The court found that the defendant had terminated the plaintiff saying:
 It may be that the plaintiff expressed unhappiness working for Sure Grip; however, the contentious item for the plaintiff was the failure of Sure Grip to pay money that the plaintiff thought was due to him under the Productivity Exercise Plan 2010. The plaintiff made it clear in the first meeting of his intention to retire at age 60 from Sure Grip.
 In the first and second Skype meeting, there is no dispute about the topics that were discussed. Mr. Kornelson does not deny that he stated he was letting the plaintiff go and that he said 'Wow, that went a lot better than I thought it was going to go'. This relates to the plaintiff's firing by Mr. Kornelson. Mr. Kornelson tells the plaintiff that he will put together a package for him.
 Upon telling the plaintiff that he was being let go, Mr. Kornelson asked the plaintiff to work for Sure Grip for a couple of weeks. The plaintiff's response was consistent with someone having been fired. Had Mr. Kornelson not fired the plaintiff, he would have said so after the plaintiff said 'You just fired me, I am going to pack up my office and I am going home'. Mr. Kornelson said nothing in response to this comment and he has not explained why he did not.
 Subsequently, the ROEs state that the plaintiff was dismissed.
 Mr. Kornelsons' words, the plaintiff's reaction and response to those words, objectively viewed, cause me to conclude that the plaintiff's employment with Sure Grip was terminated. I conclude the plaintiff has met the evidentiary burden.
 Mr. Kornelsons' reasons for giving the plaintiff a severance package are flimsy. They state that they liked the plaintiff, he was a good employee and friend, and they wanted to make sure that he would receive unemployment insurance.

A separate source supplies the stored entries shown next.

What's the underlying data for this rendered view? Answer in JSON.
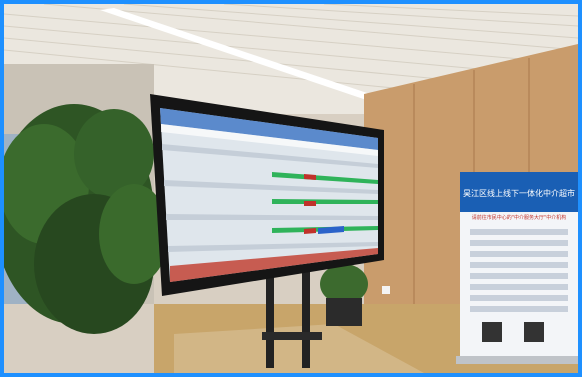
{
  "scene": {
    "description_free": true,
    "colors": {
      "border": "#1e90ff",
      "ceiling": "#e8e4dc",
      "wood_wall": "#c89a6a",
      "floor": "#c9a66a",
      "tv_bezel": "#1a1a1a",
      "screen_bg": "#dfe6ec",
      "green_bar": "#2fb35a",
      "red_cell": "#c0322b",
      "blue_cell": "#2b63c9",
      "plant": "#2f5a25",
      "banner_blue": "#1a5fb4",
      "banner_bg": "#f3f5f8"
    },
    "banner": {
      "header_text": "昊江区线上线下一体化中介超市",
      "subtitle_text": "请前往市民中心的\"中介服务大厅\"中介机构"
    }
  }
}
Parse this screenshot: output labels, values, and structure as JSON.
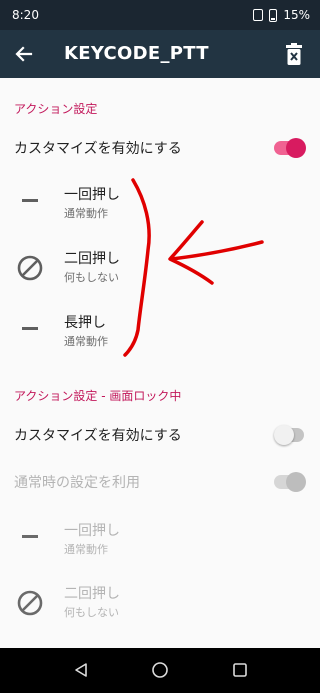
{
  "status_bar": {
    "time": "8:20",
    "battery_percent": "15%",
    "vibrate_icon": "vibrate-icon",
    "battery_icon": "battery-icon"
  },
  "app_bar": {
    "title": "KEYCODE_PTT",
    "back_icon": "arrow-back-icon",
    "delete_icon": "delete-icon"
  },
  "section1": {
    "header": "アクション設定",
    "customize_label": "カスタマイズを有効にする",
    "customize_enabled": true,
    "actions": [
      {
        "title": "一回押し",
        "subtitle": "通常動作",
        "icon": "dash-icon"
      },
      {
        "title": "二回押し",
        "subtitle": "何もしない",
        "icon": "block-icon"
      },
      {
        "title": "長押し",
        "subtitle": "通常動作",
        "icon": "dash-icon"
      }
    ]
  },
  "section2": {
    "header": "アクション設定 - 画面ロック中",
    "customize_label": "カスタマイズを有効にする",
    "customize_enabled": false,
    "use_normal_label": "通常時の設定を利用",
    "use_normal_enabled": true,
    "actions": [
      {
        "title": "一回押し",
        "subtitle": "通常動作",
        "icon": "dash-icon"
      },
      {
        "title": "二回押し",
        "subtitle": "何もしない",
        "icon": "block-icon"
      }
    ]
  },
  "colors": {
    "accent": "#d81b60",
    "header_text": "#c2185b",
    "app_bar": "#223442",
    "status_bar": "#1b2631",
    "annotation": "#e00000"
  },
  "nav_bar": {
    "back_icon": "nav-back-icon",
    "home_icon": "nav-home-icon",
    "recents_icon": "nav-recents-icon"
  }
}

But the matter didn't end here. The defendant claimed that it was limited to payment of one week per year of service under the Handbook as set out above. The court found against the defendant again on this issue saying that the Handbook Statement (although signed by the plaintiff) made it clear that the Handbook was "not a contract of employment and should not be deemed as such". As such, the court concluded that the plaintiff was entitled to the common law principles of reasonable notice.
The plaintiff had been employed for a little over 9 years, was 53 years old when terminated, supervised at various times anywhere from one to three employees and was able to obtain employment after his termination. Due to these factors, the court awarded 12 months' notice less earnings from his new employment.
What this means to you
As a general rule and as a best practice, don't use videoconferencing to terminate an employee. Leave discussions that can be emotional, passionate or misunderstood for in-person meetings. To not do so will leave the door open to unanswered questions, misunderstandings and the possibility of an acrimonious lawsuit as occurred in the Oliver v. Sure Grip Controls matter.
The second issue flowing from this decision serves as a reminder that, if you want to rely on a term or condition to limit notice at the time of termination, the best place to say this is in the employment contract not in a subsequently distributed policy or handbook. If you don't follow this general rule, you should expect even more fuel for an acrimonious lawsuit.
The content of this article is intended to provide a general guide to the subject matter. Specialist advice should be sought about your specific circumstances.